La ausencia del Cíclope en el Departamento General de Oftalmología fue en principio refrescante luego de casi dos años de tratar su peculiar estado clínico. Sin embargo, la duda de su condición me asaltaba incluso entre sueños, en los que veía el par de ojos avellana multiplicarse hasta el infinito.
     Comencé a visitar las bibliotecas de la ciudad en busca de mayor información. Si los archivos médicos no registraban ningún caso parecido, quizá la poesía en algún punto imaginó una situación como la del Cíclope. Busqué todo lo que me podría ser útil y leí hasta gastarme los ojos de madrugada.
     Un día, al terminar el último de los libros de mi extenso montículo, me di por vencido y decidí olvidar el motivo del doble ojo. Para entonces ya me había hecho asiduo a la lectura diaria y comencé a devorar los libros sólo por placer. Meses después encontré en la biblioteca un ejemplar que llamó mi atención por tratar de una vida con similitudes a la mía.
     Llegué a casa y comencé a leer el libro. Para mi sorpresa el personaje se desarrollaba tan similar a mis recuerdos de la infancia, a mis amores y miedos más ocultos. El terror se apoderó de mí cuando, en la recta final, el médico del texto que leía se encontraba frente a una deformación ocular que le causaba una intriga apabullante. Cerré las pastas con fuerza, metí el libro en mi portafolios y corrí hasta mi casa.

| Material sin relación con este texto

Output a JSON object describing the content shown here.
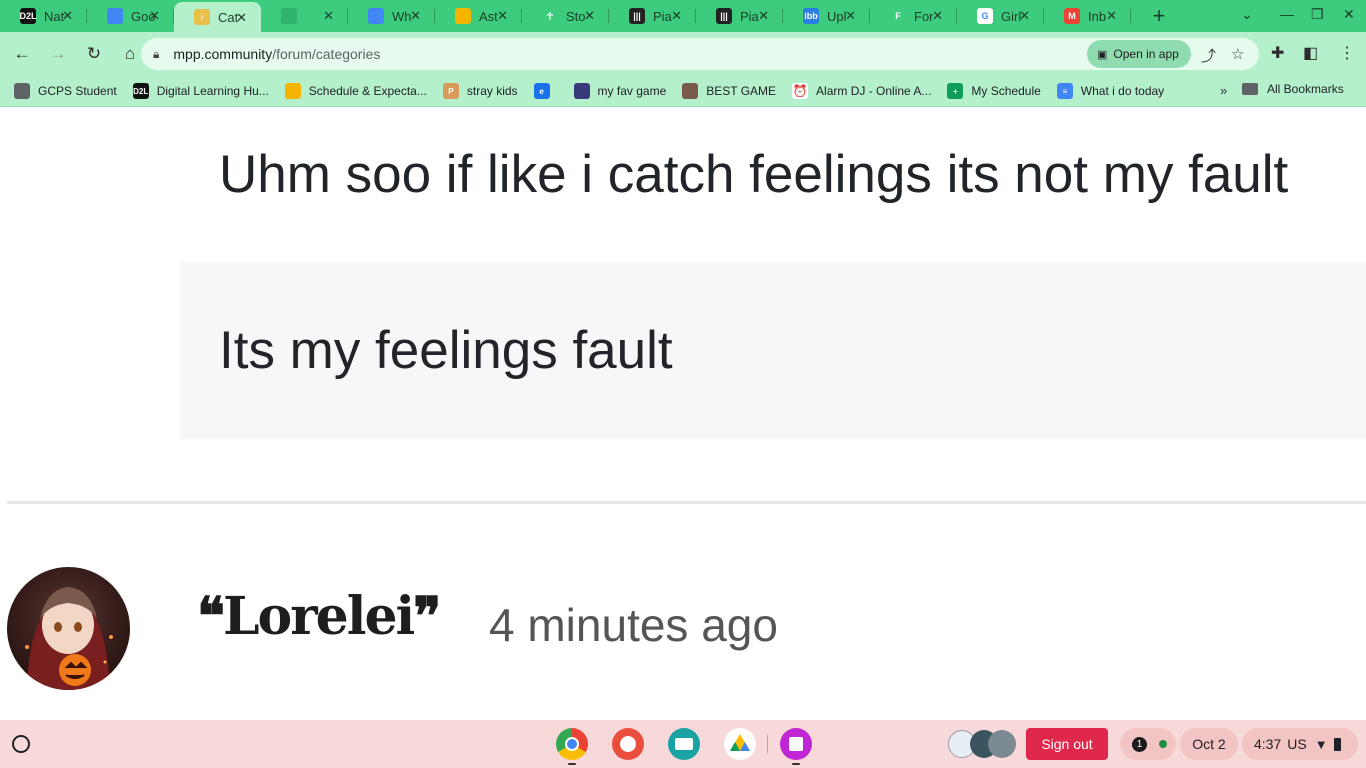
{
  "tabs": [
    {
      "title": "Nat",
      "favicon": "d2l-icon",
      "color": "#111111",
      "text": "D2L"
    },
    {
      "title": "Goo",
      "favicon": "google-docs-icon",
      "color": "#4285f4",
      "text": ""
    },
    {
      "title": "Cat",
      "favicon": "music-note-icon",
      "color": "#e8c04a",
      "text": "♪",
      "active": true
    },
    {
      "title": "",
      "favicon": "cube-icon",
      "color": "#2fb36d",
      "text": ""
    },
    {
      "title": "Wh",
      "favicon": "google-docs-icon",
      "color": "#4285f4",
      "text": ""
    },
    {
      "title": "Ast",
      "favicon": "google-slides-icon",
      "color": "#f4b400",
      "text": ""
    },
    {
      "title": "Sto",
      "favicon": "stick-figure-icon",
      "color": "#3dcc7d",
      "text": "☥"
    },
    {
      "title": "Pia",
      "favicon": "piano-icon",
      "color": "#222222",
      "text": "|||"
    },
    {
      "title": "Pia",
      "favicon": "piano-icon",
      "color": "#222222",
      "text": "|||"
    },
    {
      "title": "Upl",
      "favicon": "ibb-icon",
      "color": "#2a7de1",
      "text": "ibb"
    },
    {
      "title": "For",
      "favicon": "forum-icon",
      "color": "#3dcc7d",
      "text": "F"
    },
    {
      "title": "Girl",
      "favicon": "google-icon",
      "color": "#ffffff",
      "text": "G"
    },
    {
      "title": "Inb",
      "favicon": "gmail-icon",
      "color": "#ea4335",
      "text": "M"
    }
  ],
  "address": {
    "host": "mpp.community",
    "path": "/forum/categories",
    "open_in_app": "Open in app"
  },
  "bookmarks": [
    {
      "label": "GCPS Student",
      "icon": "classroom-icon",
      "color": "#5f6368",
      "text": ""
    },
    {
      "label": "Digital Learning Hu...",
      "icon": "d2l-icon",
      "color": "#111111",
      "text": "D2L"
    },
    {
      "label": "Schedule & Expecta...",
      "icon": "google-slides-icon",
      "color": "#f4b400",
      "text": ""
    },
    {
      "label": "stray kids",
      "icon": "pinterest-icon",
      "color": "#d99a5a",
      "text": "P"
    },
    {
      "label": "",
      "icon": "edge-icon",
      "color": "#1a73e8",
      "text": "e"
    },
    {
      "label": "my fav game",
      "icon": "game-icon",
      "color": "#3a3a7a",
      "text": ""
    },
    {
      "label": "BEST GAME",
      "icon": "game-face-icon",
      "color": "#7a5a4a",
      "text": ""
    },
    {
      "label": "Alarm DJ - Online A...",
      "icon": "alarm-clock-icon",
      "color": "#ffffff",
      "text": "⏰"
    },
    {
      "label": "My Schedule",
      "icon": "google-sheets-icon",
      "color": "#0f9d58",
      "text": "+"
    },
    {
      "label": "What i do today",
      "icon": "google-docs-icon",
      "color": "#4285f4",
      "text": "≡"
    }
  ],
  "all_bookmarks": "All Bookmarks",
  "post": {
    "line1": "Uhm soo if like i catch feelings its not my fault",
    "line2": "Its my feelings fault",
    "username": "❝Lorelei❞",
    "time_ago": "4 minutes ago"
  },
  "shelf": {
    "sign_out": "Sign out",
    "notification_count": "1",
    "date": "Oct 2",
    "time": "4:37",
    "locale": "US"
  }
}
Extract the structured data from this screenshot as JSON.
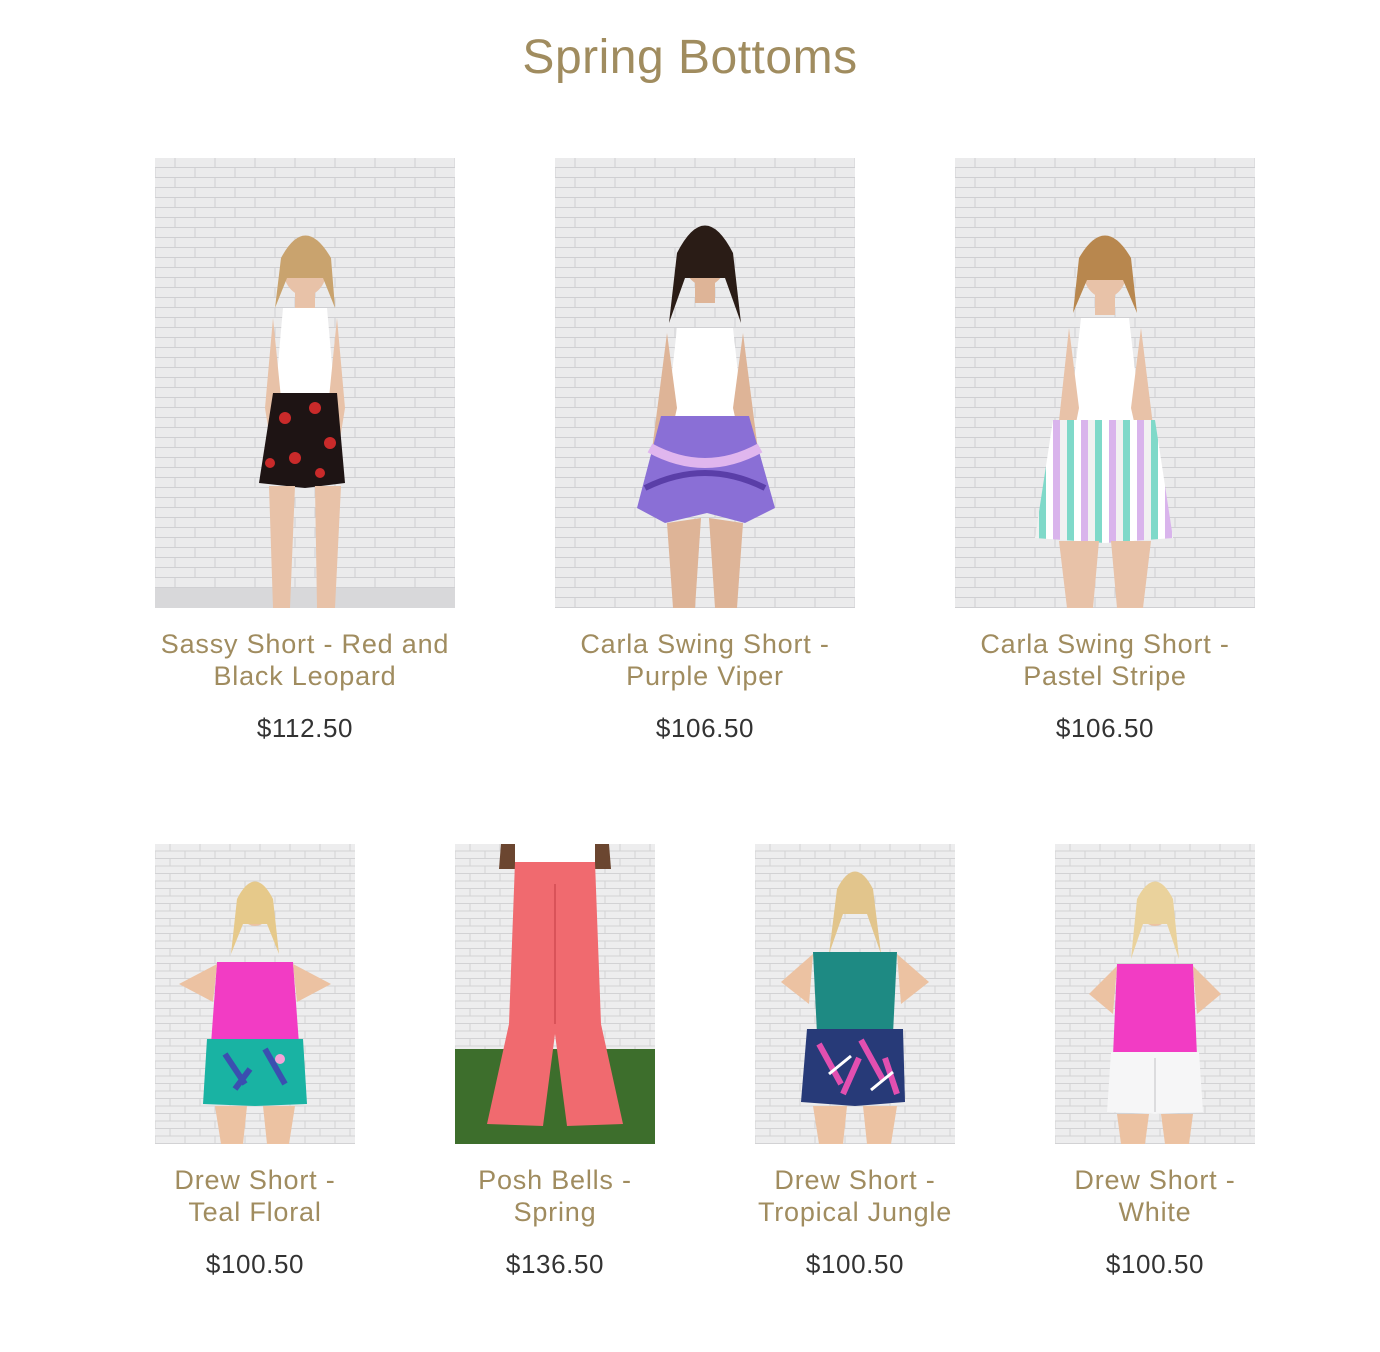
{
  "collection": {
    "title": "Spring Bottoms"
  },
  "products": [
    {
      "name": "Sassy Short - Red and Black Leopard",
      "price": "$112.50",
      "image": "model-photo-red-black-leopard-shorts"
    },
    {
      "name": "Carla Swing Short - Purple Viper",
      "price": "$106.50",
      "image": "model-photo-purple-snake-shorts"
    },
    {
      "name": "Carla Swing Short - Pastel Stripe",
      "price": "$106.50",
      "image": "model-photo-pastel-stripe-shorts"
    },
    {
      "name": "Drew Short - Teal Floral",
      "price": "$100.50",
      "image": "model-photo-teal-floral-shorts"
    },
    {
      "name": "Posh Bells - Spring",
      "price": "$136.50",
      "image": "photo-coral-bell-pants"
    },
    {
      "name": "Drew Short - Tropical Jungle",
      "price": "$100.50",
      "image": "model-photo-tropical-jungle-shorts"
    },
    {
      "name": "Drew Short - White",
      "price": "$100.50",
      "image": "model-photo-white-shorts"
    }
  ],
  "colors": {
    "accent": "#a08c5f",
    "price": "#333333",
    "background": "#ffffff"
  }
}
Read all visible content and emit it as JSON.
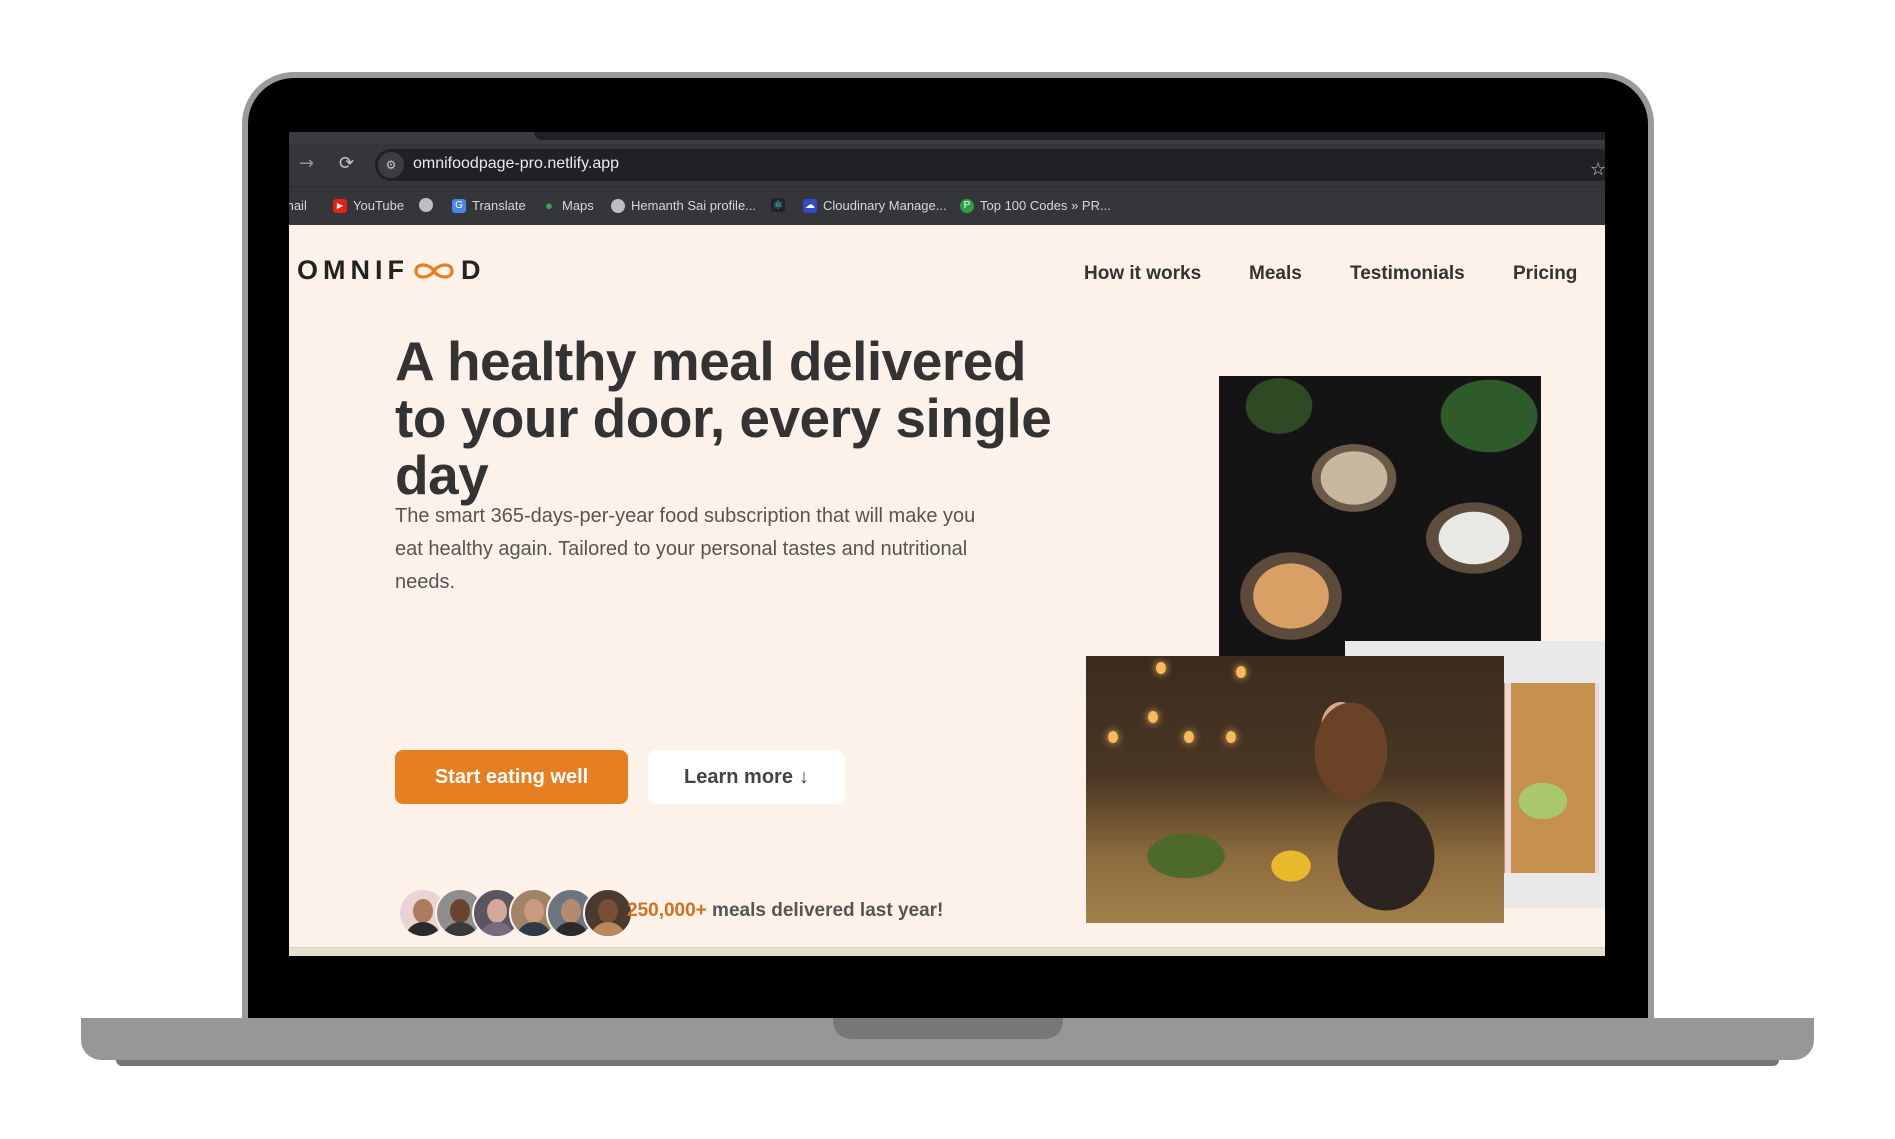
{
  "browser": {
    "url": "omnifoodpage-pro.netlify.app",
    "nav_icons": {
      "forward": "→",
      "reload": "⟳",
      "site_info": "⚙",
      "bookmark_star": "☆"
    },
    "bookmarks": [
      {
        "label": "Gmail",
        "icon": "gmail-icon",
        "glyph": ""
      },
      {
        "label": "YouTube",
        "icon": "youtube-icon",
        "glyph": "▶"
      },
      {
        "label": "",
        "icon": "globe-icon",
        "glyph": "🌐"
      },
      {
        "label": "Translate",
        "icon": "translate-icon",
        "glyph": "G"
      },
      {
        "label": "Maps",
        "icon": "maps-pin-icon",
        "glyph": "●"
      },
      {
        "label": "Hemanth Sai profile...",
        "icon": "globe-icon",
        "glyph": "🌐"
      },
      {
        "label": "",
        "icon": "react-icon",
        "glyph": "⚛"
      },
      {
        "label": "Cloudinary Manage...",
        "icon": "cloudinary-icon",
        "glyph": "☁"
      },
      {
        "label": "Top 100 Codes » PR...",
        "icon": "leetcode-icon",
        "glyph": "P"
      }
    ],
    "bookmark_display": [
      "mail",
      "YouTube",
      "",
      "Translate",
      "Maps",
      "Hemanth Sai profile...",
      "",
      "Cloudinary Manage...",
      "Top 100 Codes » PR..."
    ]
  },
  "site": {
    "logo": {
      "left": "OMNIF",
      "right": "D"
    },
    "nav": [
      "How it works",
      "Meals",
      "Testimonials",
      "Pricing"
    ],
    "hero": {
      "headline": "A healthy meal delivered to your door, every single day",
      "subtext": "The smart 365-days-per-year food subscription that will make you eat healthy again. Tailored to your personal tastes and nutritional needs.",
      "cta_primary": "Start eating well",
      "cta_secondary": "Learn more",
      "cta_secondary_icon": "↓",
      "delivered_count": "250,000+",
      "delivered_text": " meals delivered last year!",
      "customer_avatar_count": 6,
      "images": [
        "food bowls",
        "meal prep boxes",
        "woman eating at restaurant"
      ]
    }
  },
  "colors": {
    "brand_orange": "#e67e22",
    "page_bg": "#fdf2e9",
    "text_dark": "#333333",
    "browser_chrome": "#35363a"
  }
}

     He dejado de trabajar y ya no contesto las líneas telefónicas. En días me creo capaz de continuar leyendo mi propia historia, pero mi cobardía me impide abrir de nuevo las hojas. Sé ahora qué fue exactamente lo que duplicó los ojos del Cíclope pues ahora el reflejo de la pátina en mi espejo de baño revela la misma imagen que él vio alguna vez en sí mismo.
     Ahora que escribo estas líneas sin saber qué dios me ha creado a mí o si quizá no soy yo más que otro generador de hombres, me pregunto quién habrá surgido primero, si El Cíclope o yo, pues ambos somos tan sólo palabras puestas en papel por un escritor anónimo. No sé cómo regresar a la clínica y decirles a mis antiguos compañeros de trabajo que nuestras vidas se entretejen para ser la literatura de otros ojos que no son los nuestros.